The estimate on Tuesday showed that $11.9 trillion in stocks were owned by mutual funds, exchange-traded funds, institutional accounts and private investors that track an index. That accounts for 17.5 percent of the $67.9 trillion in global equity market capitalization, according to the data.
I believe this underplays the problem, because of index hugging, the money flows to a subset of the entire market, and if it’s not passive, that doesn’t mean it’s contributing to price discovery.
There are a lot of index huggers within “active management”. In asset management, a lot of firms have a business model where they will try to gather assets and keep them. Clients compare the offerings against their benchmarks. If you put together a fund that’s very differentiated from the benchmark, you are going to underperform badly once in a while. That’s when they will bleed assets under management. Bruce Berkowitz was named money manager of the year by Institutional Investor in 2013. He was named fund manager of the decade in 2010 by Morningstar after already winning fund manager of the year in 2009. The graph by WSJ below shows his fund bleeding billions after underperforming for a few years in a raging bull market.

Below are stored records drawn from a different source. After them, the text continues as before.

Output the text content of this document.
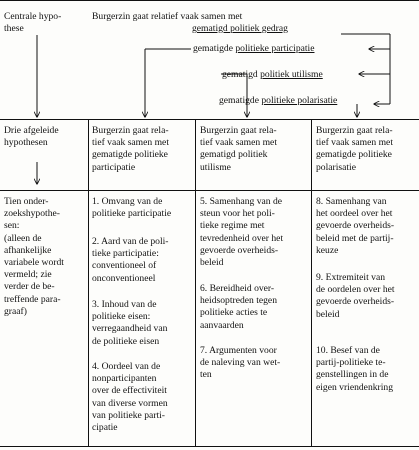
Centrale hypo-
these
Burgerzin gaat relatief vaak samen met
gematigd politiek gedrag
gematigde politieke participatie
gematigd politiek utilisme
gematigde politieke polarisatie
Drie afgeleide
hypothesen
Burgerzin gaat rela-
tief vaak samen met
gematigde politieke
participatie
Burgerzin gaat rela-
tief vaak samen met
gematigd politiek
utilisme
Burgerzin gaat rela-
tief vaak samen met
gematigde politieke
polarisatie
Tien onder-
zoekshypothe-
sen:
(alleen de
afhankelijke
variabele wordt
vermeld; zie
verder de be-
treffende para-
graaf)
1. Omvang van de
politieke participatie
2. Aard van de poli-
tieke participatie:
conventioneel of
onconventioneel
3. Inhoud van de
politieke eisen:
verregaandheid van
de politieke eisen
4. Oordeel van de
nonparticipanten
over de effectiviteit
van diverse vormen
van politieke parti-
cipatie
5. Samenhang van de
steun voor het poli-
tieke regime met
tevredenheid over het
gevoerde overheids-
beleid
6. Bereidheid over-
heidsoptreden tegen
politieke acties te
aanvaarden
7. Argumenten voor
de naleving van wet-
ten
8. Samenhang van
het oordeel over het
gevoerde overheids-
beleid met de partij-
keuze
9. Extremiteit van
de oordelen over het
gevoerde overheids-
beleid
10. Besef van de
partij-politieke te-
genstellingen in de
eigen vriendenkring
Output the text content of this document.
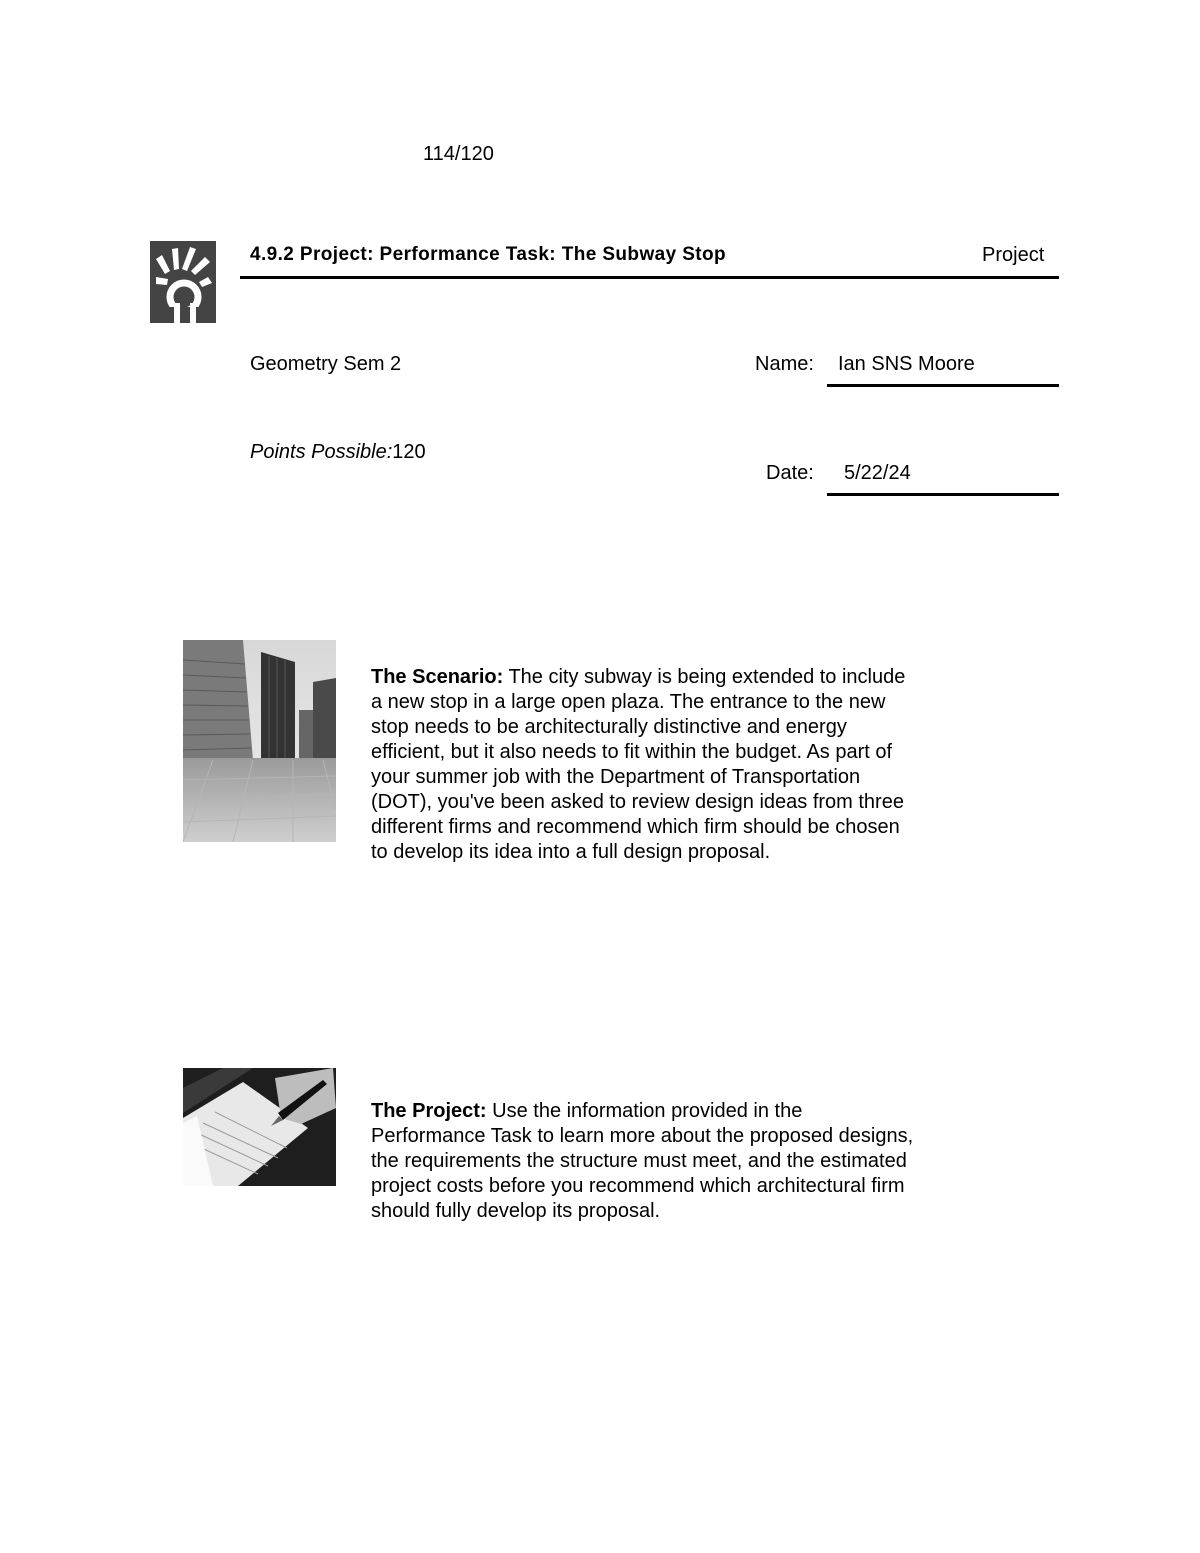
114/120
4.9.2 Project: Performance Task: The Subway Stop	Project
Geometry Sem 2	Name: Ian SNS Moore
Points Possible:120
Date: 5/22/24
The Scenario: The city subway is being extended to include
a new stop in a large open plaza. The entrance to the new
stop needs to be architecturally distinctive and energy
efficient, but it also needs to fit within the budget. As part of
your summer job with the Department of Transportation
(DOT), you've been asked to review design ideas from three
different firms and recommend which firm should be chosen
to develop its idea into a full design proposal.
The Project: Use the information provided in the
Performance Task to learn more about the proposed designs,
the requirements the structure must meet, and the estimated
project costs before you recommend which architectural firm
should fully develop its proposal.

It’s much easier to be an index hugger, and as long as your underperformance is mild, you can keep charging inflated fees for essentially offering what’s mostly an index fund with a small slice of active.
That’s what about 20% of all global mutual fund assets is doing (Cremers and others 2015) when putting the cutoff for active share at 60%.
Petajisto’s findings were considerably more bleak, and I’ll venture a guess active did not win share since 09’:
What all of this means is that there are a lot of “active” funds out there which are merely copying index funds. Strictly counting assets allocated to passive underplays the problem.
Where ETF inflows are going
The investment company institute has data on where ETF inflows are going, and it is primarily directed towards U.S. large caps.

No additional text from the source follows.